95話 -新たな仲間-
「痛てぇ体がめちゃくちゃ痛てぇ」
「大丈夫ですか兄貴?」
身を捩る俺に心配そうな声。
「なんでまだいるんだよお前は」
それは最初にこの「精霊の泉」で俺たちを待ち構えていた男たちのボスみたいなやつだった。
「いやね、兄貴の戦いが凄すぎて体が動かなかったんですよ。特殊スキル持ってる奴の戦いなんかめったに見れないっすからね」
「誰が兄貴だ!」
「俺感動したんです、兄貴って呼ばせてくださいよ」
「どう見てもお前のほうが年上だろ」
「そんなん関係ないっすよハートっすよハート」
「話にならんわ、もうどっかいけ」
「でもこいつらそんなに悪い奴らじゃないぞ」
「バカか!お前を殺しに来たんだぞハイト」
「そんなつもり最初からなかったですよ。言ったじゃないですか金をもらって逃げるつもりだったって」
「誰が信用するかそんな言葉」
毒棘を使う男との戦いが終わった後、アドレナリンが切れてきたのか体が痛み始めた。顔も青あざができていてちょっと触っただけで痛い。
だから寝ながら呻いているというわけだ。呻いたところでどうにもならないけどそうせずにはいられない。
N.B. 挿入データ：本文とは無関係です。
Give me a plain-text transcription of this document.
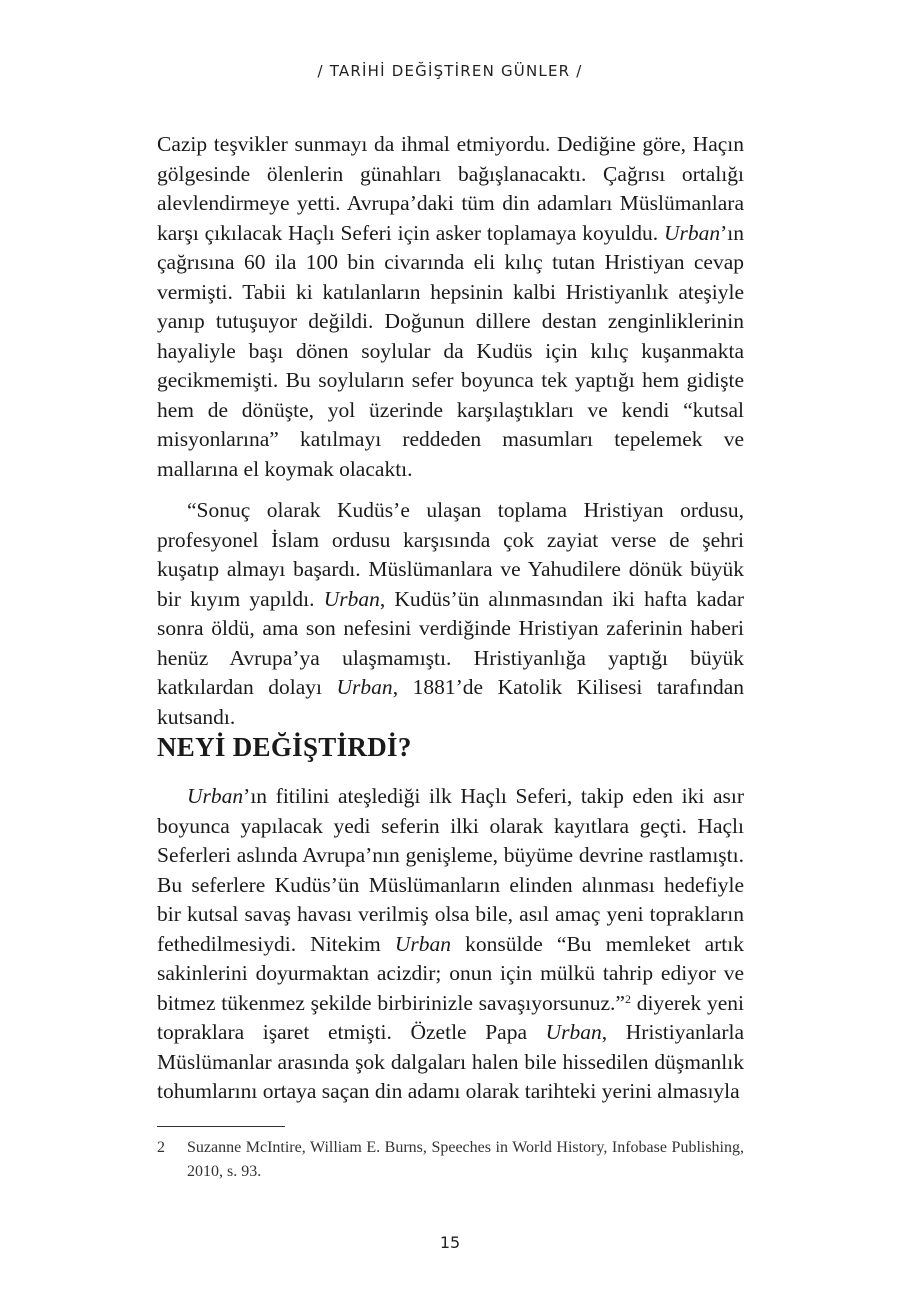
/ TARİHİ DEĞİŞTİREN GÜNLER /

Cazip teşvikler sunmayı da ihmal etmiyordu. Dediğine göre, Haçın gölgesinde ölenlerin günahları bağışlanacaktı. Çağrısı ortalığı alevlendirmeye yetti. Avrupa’daki tüm din adamları Müslümanlara karşı çıkılacak Haçlı Seferi için asker toplamaya koyuldu. Urban’ın çağrısına 60 ila 100 bin civarında eli kılıç tutan Hristiyan cevap vermişti. Tabii ki katılanların hepsinin kalbi Hristiyanlık ateşiyle yanıp tutuşuyor değildi. Doğunun dillere destan zenginliklerinin hayaliyle başı dönen soylular da Kudüs için kılıç kuşanmakta gecikmemişti. Bu soyluların sefer boyunca tek yaptığı hem gidişte hem de dönüşte, yol üzerinde karşılaştıkları ve kendi “kutsal misyonlarına” katılmayı reddeden masumları tepelemek ve mallarına el koymak olacaktı.

“Sonuç olarak Kudüs’e ulaşan toplama Hristiyan ordusu, profesyonel İslam ordusu karşısında çok zayiat verse de şehri kuşatıp almayı başardı. Müslümanlara ve Yahudilere dönük büyük bir kıyım yapıldı. Urban, Kudüs’ün alınmasından iki hafta kadar sonra öldü, ama son nefesini verdiğinde Hristiyan zaferinin haberi henüz Avrupa’ya ulaşmamıştı. Hristiyanlığa yaptığı büyük katkılardan dolayı Urban, 1881’de Katolik Kilisesi tarafından kutsandı.

NEYİ DEĞİŞTİRDİ?

Urban’ın fitilini ateşlediği ilk Haçlı Seferi, takip eden iki asır boyunca yapılacak yedi seferin ilki olarak kayıtlara geçti. Haçlı Seferleri aslında Avrupa’nın genişleme, büyüme devrine rastlamıştı. Bu seferlere Kudüs’ün Müslümanların elinden alınması hedefiyle bir kutsal savaş havası verilmiş olsa bile, asıl amaç yeni toprakların fethedilmesiydi. Nitekim Urban konsülde “Bu memleket artık sakinlerini doyurmaktan acizdir; onun için mülkü tahrip ediyor ve bitmez tükenmez şekilde birbirinizle savaşıyorsunuz.”$^2$ diyerek yeni topraklara işaret etmişti. Özetle Papa Urban, Hristiyanlarla Müslümanlar arasında şok dalgaları halen bile hissedilen düşmanlık tohumlarını ortaya saçan din adamı olarak tarihteki yerini almasıyla

2 Suzanne McIntire, William E. Burns, Speeches in World History, Infobase Publishing, 2010, s. 93.
15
はっきり言えば呻くだけじゃ止まらないくらい体が痛い。ひとりだったらきっと涙ぐんでいただろう。
足音が近づいてきた。
薺か?
「ケイタさん」
違った。ハイトの執事みたいなロアンだった。
「さきほどケイタさんが戦った男。教会の関係者だと思います」
「なぜわかる?」
「刻印です、腹部に刻印がありました。あれは教会のものだと思います」
「刻印?なんだそれは」
「忠誠の刻印と言われていますが詳しくはわかりません。教会が公にはしていませんので。ですが刻印は人間の力の限界を引き上げると言われています」
「力の限界を引き上げる?」
「噂ではマッチ棒のように華奢だった体だったものが、数日で丸太のような太い腕の筋骨隆々の体になったと聞きます」
「他人の能力を上げる特殊スキルか?」
「巷ではそう言われています」
おかしい。
それならばなぜ………
足音。
「薺」
ガッシャガッシャガッシャガッシャ
「カニ?」
薺の腰の高さくらいの大きさのカニを連れて戻ってきた。
「・・・」
〇●〇●〇●〇●〇●
特殊スキル「夜思花の命」
◎命無き物質に仮初の命を与える。
◎生み出されたもののステータスは素材となる物質により変化する。なお、スキル使用者の特性も受け継がれる。
◎生み出されたものはスキル使用者に絶対服従である。
〇●〇●〇●〇●〇●
薺の特殊スキル「夜思花の命」を使った。
素材としたのはあの棘毒野郎の死体。さんざん俺を苦しめてくれたクソ野郎だが使うに越したことはないと思う。
最初に生み出した「ホネの助・ボーン座衛門」は俺のリクエストであの形になったが今回は薺に任せてみた。
結果、カニ。
目と目の間の甲羅を薺が撫でるとカニは気持ちがいいようで、目を細めてうっとりとした感じになってブクブクと泡を吐き始めた。
「名前はどうする?」
「・・・」
薺は悩んでいる。
泡のひとつひとつが結構デカい。それでいて消えない。どんどん積みあがっていく。なんだこれ?
「椅子!?」
泡は漫画喫茶にあるようなリクライニングチェアの形になった。
「座れるのかこれ」
カニが目をパチパチした。大丈夫といっている気がする。
「おお!」
座れた。
ゆっくりと腰かけてみたが、空気で膨らませたベッドみたいな感覚。体を弾ませて椅子に負荷をかけてみるが大丈夫だ。泡だから弾けるかと思ったが丈夫そうだ。
「お前そんな特技があるのか」
「ニニ…」
そんな声だすんだ。
「・・・」
「ぶくぶく」が仲間に加わった。